Reliable Communication in Hybrid Authentication and Trust Models
Rowdy Chotkan, Bart Cox, Vincent Rahli, Jérémie Decouchant
TL;DR
This work addresses reliable communication (RC) in distributed networks under a hybrid authentication model that combines authenticated links, authenticated processes, and potential trusted components. It extends classical RC protocols (DolevU and SigFlood) to exploit trusted nodes and components, and introduces DualRC, which fuses path-based and signature-based dissemination to maximize RC coverage. The paper presents two correctness verification approaches—max-flow on a transformed graph and topology-driven graph simplification—to decide RC-Validity on a given network, along with complexity analyses. Together, these contributions broaden the set of network topologies where RC can be guaranteed and provide practical tools for verifying RC under realistic hybrid fault models.
Abstract
Reliable communication is a fundamental distributed communication abstraction that allows any two nodes of a network to communicate with each other.

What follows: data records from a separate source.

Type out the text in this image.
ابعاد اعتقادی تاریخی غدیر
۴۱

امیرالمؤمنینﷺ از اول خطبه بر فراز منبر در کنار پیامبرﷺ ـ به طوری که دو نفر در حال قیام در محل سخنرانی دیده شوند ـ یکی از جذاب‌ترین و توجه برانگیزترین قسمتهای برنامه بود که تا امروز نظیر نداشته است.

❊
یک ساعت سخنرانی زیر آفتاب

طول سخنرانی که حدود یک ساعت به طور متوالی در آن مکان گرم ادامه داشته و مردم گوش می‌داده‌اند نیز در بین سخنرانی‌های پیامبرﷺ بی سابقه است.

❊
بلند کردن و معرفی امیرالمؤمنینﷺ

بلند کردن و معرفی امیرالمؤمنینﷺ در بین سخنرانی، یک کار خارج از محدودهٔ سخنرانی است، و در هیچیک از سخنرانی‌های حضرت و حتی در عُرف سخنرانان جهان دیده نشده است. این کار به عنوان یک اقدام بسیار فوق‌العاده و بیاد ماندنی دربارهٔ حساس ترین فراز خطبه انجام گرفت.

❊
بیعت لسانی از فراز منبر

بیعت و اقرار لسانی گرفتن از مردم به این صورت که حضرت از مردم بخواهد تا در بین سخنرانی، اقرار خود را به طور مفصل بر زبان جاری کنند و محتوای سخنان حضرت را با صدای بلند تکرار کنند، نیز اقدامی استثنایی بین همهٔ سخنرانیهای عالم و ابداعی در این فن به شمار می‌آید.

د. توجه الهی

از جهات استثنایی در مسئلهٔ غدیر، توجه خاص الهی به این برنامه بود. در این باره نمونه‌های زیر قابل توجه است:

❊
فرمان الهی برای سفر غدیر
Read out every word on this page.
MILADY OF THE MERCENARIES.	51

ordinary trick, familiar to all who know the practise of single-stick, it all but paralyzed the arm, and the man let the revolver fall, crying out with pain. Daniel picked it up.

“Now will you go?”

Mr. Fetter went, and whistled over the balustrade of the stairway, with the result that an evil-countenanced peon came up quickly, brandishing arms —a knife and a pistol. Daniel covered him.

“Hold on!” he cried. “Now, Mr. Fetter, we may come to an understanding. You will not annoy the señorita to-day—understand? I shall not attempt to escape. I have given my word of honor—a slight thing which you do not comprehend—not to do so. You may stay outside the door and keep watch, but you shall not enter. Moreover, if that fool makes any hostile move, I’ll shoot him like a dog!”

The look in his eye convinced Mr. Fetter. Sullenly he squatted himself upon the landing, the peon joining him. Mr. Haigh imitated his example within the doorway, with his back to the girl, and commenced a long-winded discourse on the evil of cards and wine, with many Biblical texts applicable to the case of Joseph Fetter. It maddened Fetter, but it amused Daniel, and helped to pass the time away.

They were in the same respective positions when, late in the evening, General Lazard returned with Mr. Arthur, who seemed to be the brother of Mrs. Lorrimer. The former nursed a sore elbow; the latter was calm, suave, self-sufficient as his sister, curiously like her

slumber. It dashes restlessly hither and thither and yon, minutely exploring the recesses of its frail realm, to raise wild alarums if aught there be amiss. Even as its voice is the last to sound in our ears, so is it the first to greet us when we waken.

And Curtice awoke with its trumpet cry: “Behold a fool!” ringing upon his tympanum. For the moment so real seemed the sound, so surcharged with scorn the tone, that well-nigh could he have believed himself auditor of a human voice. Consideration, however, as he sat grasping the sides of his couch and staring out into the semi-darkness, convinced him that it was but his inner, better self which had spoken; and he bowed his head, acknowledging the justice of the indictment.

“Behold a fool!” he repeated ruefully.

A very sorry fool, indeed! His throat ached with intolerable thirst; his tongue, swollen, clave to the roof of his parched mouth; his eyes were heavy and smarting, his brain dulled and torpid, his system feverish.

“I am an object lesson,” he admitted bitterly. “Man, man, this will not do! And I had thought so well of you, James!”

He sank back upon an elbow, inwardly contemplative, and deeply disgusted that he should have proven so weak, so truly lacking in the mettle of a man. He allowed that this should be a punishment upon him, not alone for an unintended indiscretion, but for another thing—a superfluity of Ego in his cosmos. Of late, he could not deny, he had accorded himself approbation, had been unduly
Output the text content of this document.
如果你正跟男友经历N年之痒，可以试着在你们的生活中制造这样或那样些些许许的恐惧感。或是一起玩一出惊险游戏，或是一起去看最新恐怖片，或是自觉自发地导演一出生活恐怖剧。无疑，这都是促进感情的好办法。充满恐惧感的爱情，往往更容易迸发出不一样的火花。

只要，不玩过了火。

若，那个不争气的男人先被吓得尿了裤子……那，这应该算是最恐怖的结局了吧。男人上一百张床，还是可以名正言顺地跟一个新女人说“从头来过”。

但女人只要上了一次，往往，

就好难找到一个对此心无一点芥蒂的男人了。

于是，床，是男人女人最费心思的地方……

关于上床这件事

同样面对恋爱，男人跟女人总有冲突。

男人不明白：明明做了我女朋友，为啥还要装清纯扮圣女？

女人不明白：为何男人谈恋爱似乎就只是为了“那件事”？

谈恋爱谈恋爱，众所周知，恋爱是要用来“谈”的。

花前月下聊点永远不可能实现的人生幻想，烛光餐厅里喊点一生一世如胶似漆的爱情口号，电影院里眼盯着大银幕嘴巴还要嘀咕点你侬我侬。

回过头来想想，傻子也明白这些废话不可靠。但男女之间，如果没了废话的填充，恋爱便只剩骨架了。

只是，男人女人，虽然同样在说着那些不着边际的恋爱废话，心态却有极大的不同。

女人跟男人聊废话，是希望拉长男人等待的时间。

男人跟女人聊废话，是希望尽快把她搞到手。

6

It is necessary for more powerful communication primitives, such as broadcast and consensus. Using different authentication models, two classical protocols implement reliable communication in unknown and sufficiently connected networks. In the first one, network links are authenticated, and processes rely on dissemination paths to authenticate messages. In the second one, processes generate digital signatures that are flooded in the network. This work considers the hybrid system model that combines authenticated links and authenticated processes. We additionally aim to leverage the possible presence of trusted nodes and trusted components in networks, which have been assumed in the scientific literature and in practice. We first extend the two classical reliable communication protocols to leverage trusted nodes. We then propose DualRC, a novel algorithm that enables reliable communication in the hybrid authentication model by manipulating both dissemination paths and digital signatures, and leverages the possible presence of trusted nodes (e.g., network gateways) and trusted components (e.g., Intel SGX enclaves). We provide correctness verification algorithms to assess whether our algorithms implement reliable communication for all nodes on a given network.